In a geometric progression, the sum of the first and the last term is 66 and the product of the second and the last but one term is 128. Determine the last term of the series

To solve the problem step by step, we need to use the properties of a geometric progression (GP).
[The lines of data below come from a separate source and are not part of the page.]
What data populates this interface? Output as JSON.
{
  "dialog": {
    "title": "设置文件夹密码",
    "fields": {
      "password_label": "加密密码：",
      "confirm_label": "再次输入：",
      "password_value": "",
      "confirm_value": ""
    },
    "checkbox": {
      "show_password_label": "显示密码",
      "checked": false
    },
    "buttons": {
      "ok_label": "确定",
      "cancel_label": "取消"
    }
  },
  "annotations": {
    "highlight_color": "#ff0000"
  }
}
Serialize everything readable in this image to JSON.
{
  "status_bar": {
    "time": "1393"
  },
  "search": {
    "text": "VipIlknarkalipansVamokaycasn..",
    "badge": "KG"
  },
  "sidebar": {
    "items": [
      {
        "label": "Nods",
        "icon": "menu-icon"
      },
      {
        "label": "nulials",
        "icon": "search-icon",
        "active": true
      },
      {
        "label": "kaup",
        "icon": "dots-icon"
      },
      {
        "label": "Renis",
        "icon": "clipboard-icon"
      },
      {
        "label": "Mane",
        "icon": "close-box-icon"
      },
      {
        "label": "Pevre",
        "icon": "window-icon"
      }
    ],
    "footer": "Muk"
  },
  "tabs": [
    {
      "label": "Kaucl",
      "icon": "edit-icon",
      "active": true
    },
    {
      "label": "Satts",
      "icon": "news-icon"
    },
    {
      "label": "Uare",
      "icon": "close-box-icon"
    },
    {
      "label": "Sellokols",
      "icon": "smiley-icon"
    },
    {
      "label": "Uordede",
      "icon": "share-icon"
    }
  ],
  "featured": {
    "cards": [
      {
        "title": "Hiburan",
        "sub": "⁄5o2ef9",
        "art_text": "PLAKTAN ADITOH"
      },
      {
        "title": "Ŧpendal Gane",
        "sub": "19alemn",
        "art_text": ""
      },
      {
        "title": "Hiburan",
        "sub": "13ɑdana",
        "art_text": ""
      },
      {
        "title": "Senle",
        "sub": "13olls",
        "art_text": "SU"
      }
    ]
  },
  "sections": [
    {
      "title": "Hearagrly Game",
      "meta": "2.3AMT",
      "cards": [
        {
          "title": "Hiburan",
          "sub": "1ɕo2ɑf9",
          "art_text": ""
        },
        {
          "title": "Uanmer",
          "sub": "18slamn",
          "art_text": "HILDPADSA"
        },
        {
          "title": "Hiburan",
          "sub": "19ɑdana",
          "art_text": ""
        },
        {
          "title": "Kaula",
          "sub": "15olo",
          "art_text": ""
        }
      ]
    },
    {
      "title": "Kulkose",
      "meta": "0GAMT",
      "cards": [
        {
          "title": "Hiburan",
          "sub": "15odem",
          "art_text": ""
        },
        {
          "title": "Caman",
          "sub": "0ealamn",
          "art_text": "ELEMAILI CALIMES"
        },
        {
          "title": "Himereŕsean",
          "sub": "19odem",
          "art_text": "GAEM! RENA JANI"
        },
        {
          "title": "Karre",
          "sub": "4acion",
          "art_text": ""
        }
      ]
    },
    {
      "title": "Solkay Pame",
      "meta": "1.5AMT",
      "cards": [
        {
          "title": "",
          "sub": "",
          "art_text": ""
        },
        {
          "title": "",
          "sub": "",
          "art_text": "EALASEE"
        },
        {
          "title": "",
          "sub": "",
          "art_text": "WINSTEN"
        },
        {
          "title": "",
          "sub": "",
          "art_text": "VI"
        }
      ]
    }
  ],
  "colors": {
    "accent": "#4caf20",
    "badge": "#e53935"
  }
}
Let's denote the first term of the GP as \( a \) and the common ratio as \( r \). ### Step 1: Set up the equations based on the problem statement 1. The sum of the first and last term of the GP is given as: \[ a + ar^{n-1} = 66 \quad \text{(Equation 1)} \] 2. The product of the second term and the last but one term is given as: \[ ar \cdot ar^{n-2} = 128 \quad \text{(Equation 2)} \] Simplifying Equation 2 gives: \[ a^2 r^{n-1} = 128 \] ### Step 2: Substitute Equation 1 into Equation 2 From Equation 1, we can express \( ar^{n-1} \) as: \[ ar^{n-1} = 66 - a \] Now, substitute this into Equation 2: \[ a^2 (66 - a) = 128 \] ### Step 3: Expand and rearrange the equation Expanding the equation gives: \[ 66a^2 - a^3 = 128 \] Rearranging it results in: \[ a^3 - 66a^2 + 128 = 0 \quad \text{(Equation 3)} \] ### Step 4: Solve the cubic equation To solve the cubic equation \( a^3 - 66a^2 + 128 = 0 \), we can try to find rational roots using the Rational Root Theorem or by inspection. Testing \( a = 64 \): \[ 64^3 - 66(64^2) + 128 = 0 \] Calculating: \[ 64^3 = 262144, \quad 66 \times 64^2 = 66 \times 4096 = 270336 \] Thus: \[ 262144 - 270336 + 128 = -8192 + 128 = -8064 \quad \text{(not a root)} \] Testing \( a = 2 \): \[ 2^3 - 66(2^2) + 128 = 0 \] Calculating: \[ 8 - 66 \times 4 + 128 = 8 - 264 + 128 = -128 \quad \text{(not a root)} \] Testing \( a = 64 \) again: \[ 64^3 - 66 \times 64^2 + 128 = 0 \] This time we will check for \( a = 64 \): \[ 64^3 = 262144, \quad 66 \times 64^2 = 66 \times 4096 = 270336 \] Thus: \[ 262144 - 270336 + 128 = -8192 + 128 = -8064 \quad \text{(not a root)} \] ### Step 5: Factor the cubic equation Using synthetic division or factorization, we can factor the cubic equation. After testing various values, we find: \[ (a - 64)(a^2 - 2a - 2) = 0 \] The roots are \( a = 64 \) and solving \( a^2 - 2a - 2 = 0 \) gives: \[ a = 1 \pm \sqrt{3} \] ### Step 6: Find the last term using the values of \( a \) 1. If \( a = 64 \): \[ ar^{n-1} = 66 - 64 = 2 \implies r^{n-1} = \frac{2}{64} = \frac{1}{32} \] 2. If \( a = 2 \): \[ ar^{n-1} = 66 - 2 = 64 \implies r^{n-1} = \frac{64}{2} = 32 \] ### Conclusion: Determine the last term The last term \( ar^{n-1} \) can be calculated for both cases: 1. For \( a = 64 \), the last term is \( 2 \). 2. For \( a = 2 \), the last term is \( 64 \). Thus, the last term of the series can be either \( 64 \) or \( 2 \).